Family members who are told that while visiting hours are 24/7, it would be a good idea for them to go home for the night are more likely to actually GO home than family members who are simply told they can stay. I usually tell the families of my fresh post-op patients that "There's nothing you can do for him tonight -- but tomorrow he's going to have to get out of bed to sit in the chair or go for a walk, he's going to need help with his meals and reminders when it's time to cough and deep breathe. That's when you can really help him. So go home and get some rest now, so you'll be fresh in the morning when he needs you." I follow up with a card with the phone number for the unit and the message that they can call any time they feel the need and the nurse will give them an update.

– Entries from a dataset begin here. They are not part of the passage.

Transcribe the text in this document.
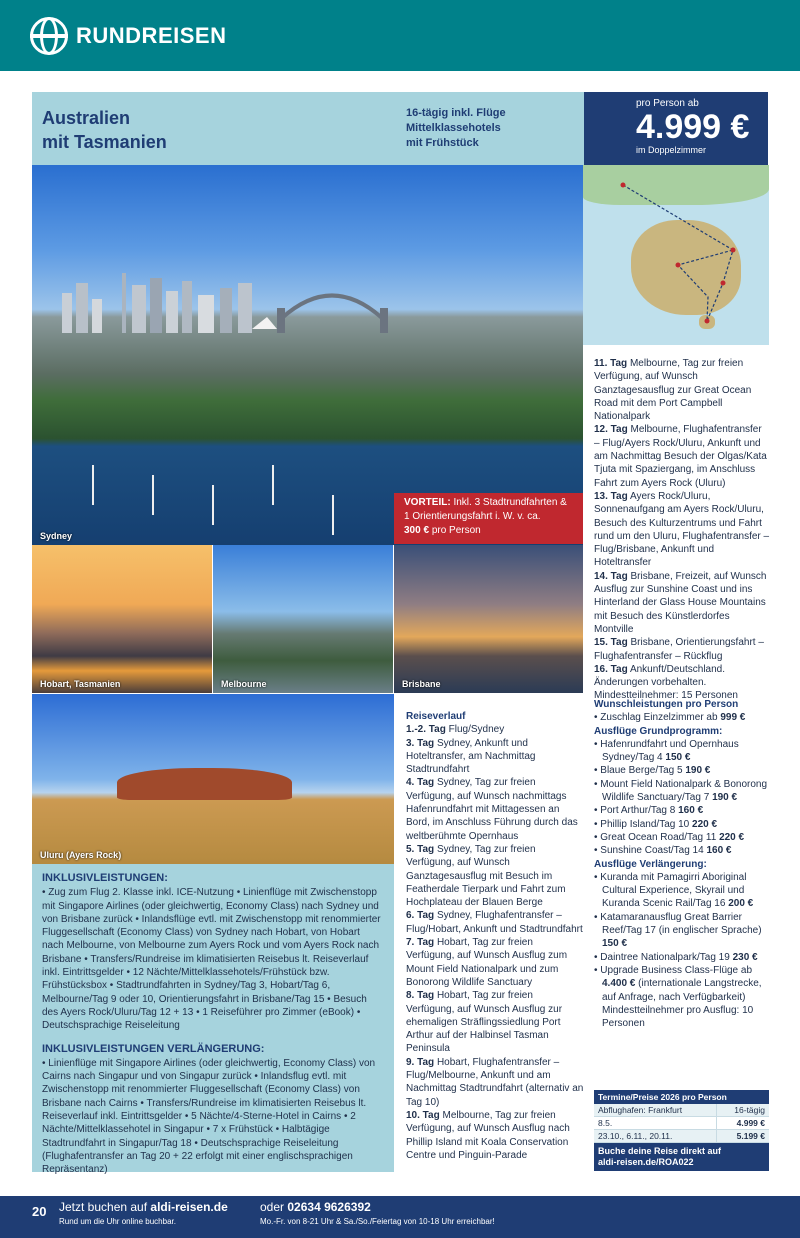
RUNDREISEN
Australien
mit Tasmanien
16-tägig inkl. Flüge
Mittelklassehotels
mit Frühstück
pro Person ab
4.999 €
im Doppelzimmer
Sydney
VORTEIL: Inkl. 3 Stadtrundfahrten & 1 Orientierungsfahrt i. W. v. ca.
300 € pro Person
Hobart, Tasmanien	Melbourne	Brisbane
Uluru (Ayers Rock)
INKLUSIVLEISTUNGEN:

• Zug zum Flug 2. Klasse inkl. ICE-Nutzung • Linienflüge mit Zwischenstopp mit Singapore Airlines (oder gleichwertig, Economy Class) nach Sydney und von Brisbane zurück • Inlandsflüge evtl. mit Zwischenstopp mit renommierter Fluggesellschaft (Economy Class) von Sydney nach Hobart, von Hobart nach Melbourne, von Melbourne zum Ayers Rock und vom Ayers Rock nach Brisbane • Transfers/Rundreise im klimatisierten Reisebus lt. Reiseverlauf inkl. Eintrittsgelder • 12 Nächte/Mittelklassehotels/Frühstück bzw. Frühstücksbox • Stadtrundfahrten in Sydney/Tag 3, Hobart/Tag 6, Melbourne/Tag 9 oder 10, Orientierungsfahrt in Brisbane/Tag 15 • Besuch des Ayers Rock/Uluru/Tag 12 + 13 • 1 Reiseführer pro Zimmer (eBook) • Deutschsprachige Reiseleitung

INKLUSIVLEISTUNGEN VERLÄNGERUNG:

• Linienflüge mit Singapore Airlines (oder gleichwertig, Economy Class) von Cairns nach Singapur und von Singapur zurück • Inlandsflug evtl. mit Zwischenstopp mit renommierter Fluggesellschaft (Economy Class) von Brisbane nach Cairns • Transfers/Rundreise im klimatisierten Reisebus lt. Reiseverlauf inkl. Eintrittsgelder • 5 Nächte/4-Sterne-Hotel in Cairns • 2 Nächte/Mittelklassehotel in Singapur • 7 x Frühstück • Halbtägige Stadtrundfahrt in Singapur/Tag 18 • Deutschsprachige Reiseleitung (Flughafentransfer an Tag 20 + 22 erfolgt mit einer englischsprachigen Repräsentanz)

Reiseverlauf
1.-2. Tag Flug/Sydney
3. Tag Sydney, Ankunft und Hoteltransfer, am Nachmittag Stadtrundfahrt
4. Tag Sydney, Tag zur freien Verfügung, auf Wunsch nachmittags Hafenrundfahrt mit Mittagessen an Bord, im Anschluss Führung durch das weltberühmte Opernhaus
5. Tag Sydney, Tag zur freien Verfügung, auf Wunsch Ganztagesausflug mit Besuch im Featherdale Tierpark und Fahrt zum Hochplateau der Blauen Berge
6. Tag Sydney, Flughafentransfer – Flug/Hobart, Ankunft und Stadtrundfahrt
7. Tag Hobart, Tag zur freien Verfügung, auf Wunsch Ausflug zum Mount Field Nationalpark und zum Bonorong Wildlife Sanctuary
8. Tag Hobart, Tag zur freien Verfügung, auf Wunsch Ausflug zur ehemaligen Sträflingssiedlung Port Arthur auf der Halbinsel Tasman Peninsula
9. Tag Hobart, Flughafentransfer – Flug/Melbourne, Ankunft und am Nachmittag Stadtrundfahrt (alternativ an Tag 10)
10. Tag Melbourne, Tag zur freien Verfügung, auf Wunsch Ausflug nach Phillip Island mit Koala Conservation Centre und Pinguin-Parade
11. Tag Melbourne, Tag zur freien Verfügung, auf Wunsch Ganztagesausflug zur Great Ocean Road mit dem Port Campbell Nationalpark
12. Tag Melbourne, Flughafentransfer – Flug/Ayers Rock/Uluru, Ankunft und am Nachmittag Besuch der Olgas/Kata Tjuta mit Spaziergang, im Anschluss Fahrt zum Ayers Rock (Uluru)
13. Tag Ayers Rock/Uluru, Sonnenaufgang am Ayers Rock/Uluru, Besuch des Kulturzentrums und Fahrt rund um den Uluru, Flughafentransfer – Flug/Brisbane, Ankunft und Hoteltransfer
14. Tag Brisbane, Freizeit, auf Wunsch Ausflug zur Sunshine Coast und ins Hinterland der Glass House Mountains mit Besuch des Künstlerdorfes Montville
15. Tag Brisbane, Orientierungsfahrt – Flughafentransfer – Rückflug
16. Tag Ankunft/Deutschland.
Änderungen vorbehalten.
Mindestteilnehmer: 15 Personen
Wunschleistungen pro Person
• Zuschlag Einzelzimmer ab 999 €
Ausflüge Grundprogramm:
• Hafenrundfahrt und Opernhaus Sydney/Tag 4 150 €
• Blaue Berge/Tag 5 190 €
• Mount Field Nationalpark & Bonorong Wildlife Sanctuary/Tag 7 190 €
• Port Arthur/Tag 8 160 €
• Phillip Island/Tag 10 220 €
• Great Ocean Road/Tag 11 220 €
• Sunshine Coast/Tag 14 160 €
Ausflüge Verlängerung:
• Kuranda mit Pamagirri Aboriginal Cultural Experience, Skyrail und Kuranda Scenic Rail/Tag 16 200 €
• Katamaranausflug Great Barrier Reef/Tag 17 (in englischer Sprache) 150 €
• Daintree Nationalpark/Tag 19 230 €
• Upgrade Business Class-Flüge ab 4.400 € (internationale Langstrecke, auf Anfrage, nach Verfügbarkeit)
Mindestteilnehmer pro Ausflug: 10 Personen
Termine/Preise 2026 pro Person
Abflughafen: Frankfurt	16-tägig
8.5.	4.999 €
23.10., 6.11., 20.11.	5.199 €
Buche deine Reise direkt auf
aldi-reisen.de/ROA022
20 Jetzt buchen auf aldi-reisen.de
Rund um die Uhr online buchbar.
oder 02634 9626392
Mo.-Fr. von 8-21 Uhr & Sa./So./Feiertag von 10-18 Uhr erreichbar!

It is helpful if there is someone besides the bedside nurse who can screen visitors -- and usually that falls to the first person they see when entering the unit. If that's a secretary, keep the secretary updated when visiting is going to be a problem. Let them know that "we're putting a line in Mr. Smith, and it will be at least 20 minutes before the family can come back," or "Mr. Jones' family can come back, but I need to talk to them about the isolation procedures first, so call me." If the unit is so poorly designed that the first person they see is likely to be some random staff person running between rooms (and my old ICU was exactly that way), it's far more difficult. If you're that random person they see first, direct them to the front desk, to the patient's nurse or even to the charge nurse or a Clin Tech who can help them -- don't just rush on by unless your patient has just arrested.
Family are more likely to pay attention to a closed door, a drawn curtain or a sign advising them to please come back later if someone has given them a heads up earlier. I try to give the family some expectations for the shift the first time I see them. "We plan to put in a central line sometime today. If you come back to visit and the door is closed or the curtain is drawn, please give us 20 minutes or so, and then come back again." Be sure to give yourself a generous time frame. If you tell the family they can come back in 20 minutes and it takes an hour to finish, they'll be understandably worried.
Most critical care units have some sort of rules for visitors -- ours are posted in the waiting room and spelled out in a brochure visitors are handed the first time they visit. Please follow the rules. If you don't adhere to the rules for visiting, the nurse who follows you and tries to enforce the rules is then the bad guy. It's a poor nurse who sets up her colleagues to be the bad guy, but we see it all the time. Someone just wants to get through their shift with a minimum of discomfort, and so lets the visitors do whatever they want without speaking to them about it. The next nurse is then treated to a struggle and potentially a nastygram from the family to the boss. Don't do it! Just stick to the rules. They can always be relaxed if it's a special case (Grandma is about to die or grandson just got off the plane from his deployment to the middle east), but if you DO relax the rules, make sure you TELL the family that you're relaxing the rules just for right now because it's a special case. Don't create the expectation that it's always going to be a party in the room at 3 AM.